La tentazione del credente di impedire e porre ostacolo all’azione dello Spirito se questa si manifesta in modi e forme non corrispondenti ai suoi schemi; una visione chiusa e rigida dell’appartenenza comunitaria di contro a una visione aperta e accogliente; la gelosia come grande minaccia portata alla vita comunitaria.
L’atto con cui i discepoli impediscono a uno sconosciuto di cacciare demoni perché non fa parte del loro gruppo (“non era dei nostri”; letteralmente: “non ci seguiva”) mostra anzitutto la frustrazione che diventa arroganza. Incapaci di scacciare il demone che affliggeva l’epilettico (cf. Mc 9,18), i discepoli proibiscono di cacciare demoni nel nome di Gesù a un estraneo che ci riusciva, e questo solo perché “non li seguiva”.
Ma quel gesto mostra anche la pretesa del gruppo dei discepoli di detenere il monopolio della presenza del Signore e di stabilire chi può accedere al “Nome” santo e chi no. È una pretesa di dominio e di potere. Alla concezione di un’identità di gruppo chiusa ed escludente propugnata dai discepoli, si oppone la concezione aperta e inclusiva di Gesù. A coloro che dicono: “Non ci segue, dunque deve essere escluso”, si oppone Gesù che dice: “Chi non è contro di noi è per noi”. Gesù non è totalitario e non afferma che tutti debbano appartenere al gruppo dei suoi discepoli. Il Nome del Signore travalica i confini della chiesa che tale Nome confessa.
Nel nostro testo, in cui appartenenza e identità del gruppo dei discepoli appaiono in primo piano, affiora anche il problema dell’inimicizia. Ai discepoli che vedono un nemico nell’esorcista estraneo, Gesù dice: “Chi non è contro di noi, è per noi”. Il rapporto chiesa-nemico si situa all’interno di una fondamentale polarità. Da un lato, se la chiesa vive la radicalità evangelica e lo spirito delle beatitudini, non può non conoscere persecuzioni e inimicizie a causa del Nome di Cristo; dall’altro, la stessa radicalità evangelica impedisce alla chiesa di fabbricarsi dei nemici, di entrare in regime di inimicizia con gli uomini non credenti o di dar nome di nemico ad “altri”, a categorie di persone o a gruppi umani che semplicemente sono segnati da diversità o estraneità. Sul problema dell’inimicizia la chiesa gioca la sua capacità di assumere e gestire, positivamente o meno, il problema dell’alterità e della differenza al proprio interno e di fronte a sé.

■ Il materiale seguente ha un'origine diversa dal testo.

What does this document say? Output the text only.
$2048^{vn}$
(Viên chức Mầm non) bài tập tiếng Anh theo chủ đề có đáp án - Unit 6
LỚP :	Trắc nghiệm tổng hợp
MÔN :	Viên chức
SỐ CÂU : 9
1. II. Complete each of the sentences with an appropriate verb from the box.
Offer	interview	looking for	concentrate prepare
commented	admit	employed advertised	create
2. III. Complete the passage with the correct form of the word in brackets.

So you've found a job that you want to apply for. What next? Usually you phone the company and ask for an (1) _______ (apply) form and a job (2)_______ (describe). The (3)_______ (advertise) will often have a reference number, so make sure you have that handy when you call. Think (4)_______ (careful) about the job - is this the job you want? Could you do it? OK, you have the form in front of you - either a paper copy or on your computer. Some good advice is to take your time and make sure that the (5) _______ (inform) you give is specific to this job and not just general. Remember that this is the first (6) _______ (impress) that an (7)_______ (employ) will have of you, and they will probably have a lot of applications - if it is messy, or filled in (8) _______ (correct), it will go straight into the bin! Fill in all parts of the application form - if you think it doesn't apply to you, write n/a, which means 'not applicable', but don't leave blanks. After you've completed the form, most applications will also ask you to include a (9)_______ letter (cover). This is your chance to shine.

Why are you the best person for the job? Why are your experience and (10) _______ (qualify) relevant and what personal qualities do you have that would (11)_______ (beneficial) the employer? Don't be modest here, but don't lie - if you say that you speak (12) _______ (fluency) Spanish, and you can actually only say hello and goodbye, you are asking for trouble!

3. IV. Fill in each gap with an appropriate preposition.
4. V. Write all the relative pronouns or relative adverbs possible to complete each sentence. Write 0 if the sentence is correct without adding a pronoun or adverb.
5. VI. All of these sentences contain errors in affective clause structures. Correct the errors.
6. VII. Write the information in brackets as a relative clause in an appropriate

La Potenza e la Presenza del Signore non sono in mano ai soli cristiani, ma sono suscitate dallo Spirito e noi “dobbiamo ritenere che lo Spirito santo dia a tutti la possibilità di venire in contatto, nel modo che Dio conosce, con il mistero pasquale” (GS 22). Nemmeno la chiesa può pretendere questa conoscenza, pena il ridurre Dio a idolo e il divenire occasione di scandalo, cioè inciampo e ostacolo al cammino dell’uomo verso Dio. Certamente la prima accezione delle parole di Gesù sullo scandalo è comunitaria, e intravede la possibilità che un corpo comunitario si opacizzi al punto da non essere più trasparenza della presenza di Cristo. Ma tali parole hanno anche una valenza personale: occorre vigilare sul proprio agire (mani), sul proprio comportamento (piedi) e sulle proprie relazioni (occhi) per non divenire un ostacolo alla vocazione e al cammino di fede dell’altro. Anzi, occorre il coraggio della rinuncia a ciò che può ostacolare l’ingresso nel Regno, ingresso che avviene non a partire da un di più o da un pieno, ma da un vuoto, da una mancanza, da una povertà. Abbiamo qui l’esigenza (oggi forse impopolare) di un’ascesi, di una lotta, di un duro combattimento contro le tendenze che portano l’uomo a un agire, a un comporta-mento e una relazionalità antievangelici. Tagliare e cavare (lett. “gettare”) non sono disumane direttive da applicarsi letteralmente, ma indicazioni realistiche di una lotta da combattere ogni giorno per purificare il proprio cuore e vivere il vangelo con maggiore libertà. C’è un perdere la vita che è essenziale per trovarla in Cristo (cf. Mc 8,35).